鈴鹿市教委 オンライン学習動画制作 休校の小中用 三重

【英語の教科書を使ってオンライン学習用の動画を撮影するALTら=鈴鹿市役所で】

【鈴鹿】新型コロナウイルスの感染拡大による小中学校の休校に伴い、三重県の鈴鹿市教委はオンライン学習に使う動画の制作を始めた。7日の配信開始を目標に英語の収録が進む。他教科は今後、各校で制作する。

6人の外国語指導助手(ALT)が中心となり、先月27日から収録を始めた。1本当たり2―8分間程度で、小3―中3までの学年ごとに10本ずつ制作する予定。1日は中2用の動画などを収録した。

ALTは、いずれも米国籍で小学校担当が1人、中学校担当が5人。ホワイトボードの前で教科書を音読したり、単語の発声をしたりする様子をスマートフォンで撮影し、パソコンで編集している。

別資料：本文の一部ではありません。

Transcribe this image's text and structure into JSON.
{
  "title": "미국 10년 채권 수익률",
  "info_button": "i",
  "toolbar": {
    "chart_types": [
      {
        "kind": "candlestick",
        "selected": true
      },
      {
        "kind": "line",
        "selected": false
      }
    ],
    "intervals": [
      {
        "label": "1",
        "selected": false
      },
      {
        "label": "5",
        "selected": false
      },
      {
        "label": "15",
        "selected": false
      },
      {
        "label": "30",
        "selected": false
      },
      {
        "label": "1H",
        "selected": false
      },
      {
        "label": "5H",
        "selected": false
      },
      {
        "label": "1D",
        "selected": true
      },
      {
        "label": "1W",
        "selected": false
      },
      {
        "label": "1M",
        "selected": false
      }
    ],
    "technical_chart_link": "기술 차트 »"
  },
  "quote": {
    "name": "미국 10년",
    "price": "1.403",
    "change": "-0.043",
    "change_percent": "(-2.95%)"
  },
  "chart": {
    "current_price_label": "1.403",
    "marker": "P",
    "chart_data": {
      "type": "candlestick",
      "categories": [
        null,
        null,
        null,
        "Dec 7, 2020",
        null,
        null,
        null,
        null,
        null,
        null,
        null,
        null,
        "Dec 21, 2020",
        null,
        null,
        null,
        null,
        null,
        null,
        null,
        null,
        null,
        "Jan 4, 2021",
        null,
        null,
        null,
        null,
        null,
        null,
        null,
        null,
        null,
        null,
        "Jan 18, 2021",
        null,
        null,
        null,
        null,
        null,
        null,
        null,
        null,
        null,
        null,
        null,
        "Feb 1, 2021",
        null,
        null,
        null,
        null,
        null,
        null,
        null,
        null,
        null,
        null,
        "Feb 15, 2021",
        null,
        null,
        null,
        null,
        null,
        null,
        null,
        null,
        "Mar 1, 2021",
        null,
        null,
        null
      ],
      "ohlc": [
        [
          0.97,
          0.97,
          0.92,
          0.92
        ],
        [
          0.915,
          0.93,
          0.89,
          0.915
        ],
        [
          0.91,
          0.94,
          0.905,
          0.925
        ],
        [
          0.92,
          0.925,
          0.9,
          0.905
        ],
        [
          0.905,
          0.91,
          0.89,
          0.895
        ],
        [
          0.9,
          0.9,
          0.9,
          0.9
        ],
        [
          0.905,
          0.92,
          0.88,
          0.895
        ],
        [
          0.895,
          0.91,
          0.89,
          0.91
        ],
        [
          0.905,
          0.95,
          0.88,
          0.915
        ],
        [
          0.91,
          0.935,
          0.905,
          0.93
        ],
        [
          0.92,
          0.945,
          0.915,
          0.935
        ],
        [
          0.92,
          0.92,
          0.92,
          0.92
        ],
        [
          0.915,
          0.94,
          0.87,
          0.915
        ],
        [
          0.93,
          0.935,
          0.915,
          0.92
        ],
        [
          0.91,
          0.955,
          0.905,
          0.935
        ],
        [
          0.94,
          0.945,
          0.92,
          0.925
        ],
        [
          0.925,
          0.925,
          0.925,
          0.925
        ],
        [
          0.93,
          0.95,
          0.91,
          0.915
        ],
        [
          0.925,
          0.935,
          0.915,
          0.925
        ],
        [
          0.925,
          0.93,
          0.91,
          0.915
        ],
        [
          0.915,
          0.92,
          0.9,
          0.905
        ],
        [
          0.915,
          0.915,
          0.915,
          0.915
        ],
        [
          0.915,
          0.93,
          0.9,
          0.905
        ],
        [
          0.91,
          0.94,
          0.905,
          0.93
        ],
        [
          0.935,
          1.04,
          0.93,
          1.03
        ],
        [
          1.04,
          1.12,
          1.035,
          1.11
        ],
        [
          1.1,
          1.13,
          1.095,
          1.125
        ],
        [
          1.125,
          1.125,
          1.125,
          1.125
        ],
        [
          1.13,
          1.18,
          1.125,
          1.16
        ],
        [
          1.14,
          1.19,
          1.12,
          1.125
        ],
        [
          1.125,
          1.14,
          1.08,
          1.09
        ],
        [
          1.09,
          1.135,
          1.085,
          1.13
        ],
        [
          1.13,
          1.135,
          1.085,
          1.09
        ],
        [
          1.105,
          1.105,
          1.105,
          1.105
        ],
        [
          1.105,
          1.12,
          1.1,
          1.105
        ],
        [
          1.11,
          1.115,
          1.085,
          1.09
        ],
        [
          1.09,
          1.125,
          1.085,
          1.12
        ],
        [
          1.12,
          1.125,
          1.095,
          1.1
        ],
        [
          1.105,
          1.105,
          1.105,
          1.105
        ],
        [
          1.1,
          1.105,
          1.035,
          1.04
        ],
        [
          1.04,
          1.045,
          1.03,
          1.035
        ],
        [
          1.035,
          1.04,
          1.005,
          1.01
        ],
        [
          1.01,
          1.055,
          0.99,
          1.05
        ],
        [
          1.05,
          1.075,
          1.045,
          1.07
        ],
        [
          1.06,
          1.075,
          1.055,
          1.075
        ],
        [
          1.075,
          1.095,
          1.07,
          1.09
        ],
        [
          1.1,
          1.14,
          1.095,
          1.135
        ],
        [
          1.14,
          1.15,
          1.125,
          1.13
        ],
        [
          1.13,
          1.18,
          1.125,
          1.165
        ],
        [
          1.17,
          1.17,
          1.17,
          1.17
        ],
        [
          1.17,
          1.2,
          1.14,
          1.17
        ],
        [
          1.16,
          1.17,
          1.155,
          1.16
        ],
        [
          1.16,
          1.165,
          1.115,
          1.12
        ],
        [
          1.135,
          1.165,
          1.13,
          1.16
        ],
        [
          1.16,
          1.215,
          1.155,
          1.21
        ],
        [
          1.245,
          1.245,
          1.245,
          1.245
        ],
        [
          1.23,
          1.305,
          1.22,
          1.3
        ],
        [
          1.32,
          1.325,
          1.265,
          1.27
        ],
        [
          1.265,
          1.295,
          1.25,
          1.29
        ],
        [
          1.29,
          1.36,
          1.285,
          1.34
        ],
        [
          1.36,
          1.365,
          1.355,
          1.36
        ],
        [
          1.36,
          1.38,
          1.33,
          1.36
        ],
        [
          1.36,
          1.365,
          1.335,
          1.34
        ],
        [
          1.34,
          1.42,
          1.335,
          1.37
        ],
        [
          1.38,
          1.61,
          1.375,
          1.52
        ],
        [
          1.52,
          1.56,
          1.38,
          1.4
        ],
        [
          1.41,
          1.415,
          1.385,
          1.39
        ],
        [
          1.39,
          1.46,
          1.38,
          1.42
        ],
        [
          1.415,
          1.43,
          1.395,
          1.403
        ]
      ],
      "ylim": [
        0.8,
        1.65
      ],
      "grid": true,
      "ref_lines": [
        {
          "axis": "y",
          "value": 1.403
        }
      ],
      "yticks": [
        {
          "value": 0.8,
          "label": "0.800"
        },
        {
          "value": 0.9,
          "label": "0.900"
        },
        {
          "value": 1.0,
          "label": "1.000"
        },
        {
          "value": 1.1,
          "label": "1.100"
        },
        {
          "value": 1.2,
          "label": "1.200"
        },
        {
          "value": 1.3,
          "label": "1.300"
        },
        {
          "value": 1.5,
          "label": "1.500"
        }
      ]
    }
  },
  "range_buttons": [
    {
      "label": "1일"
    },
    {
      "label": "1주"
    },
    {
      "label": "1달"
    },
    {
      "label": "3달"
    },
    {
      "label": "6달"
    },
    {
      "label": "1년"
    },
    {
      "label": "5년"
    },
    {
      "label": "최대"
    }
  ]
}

白鳥中と大木中を担当しているマイケルス=ジョーダンさん(24)は「学習を支援するだけでなく、孤独を感じている子どもたちにとっては精神面での支えとなるような動画にしたい」と話していた。

子どもたちには、自宅のパソコンなどで各校のホームページにアクセスして視聴してもらう。インターネット環境がない家庭には、動画をDVDにして貸し出すなどの対応策を検討している。

市教委はインターネット環境がない家庭への対応について「各家庭に整備してもらう意図はなく、対応策もしっかり検討する。始まったばかりで手探りだが、できることをやろうと進めている」としている。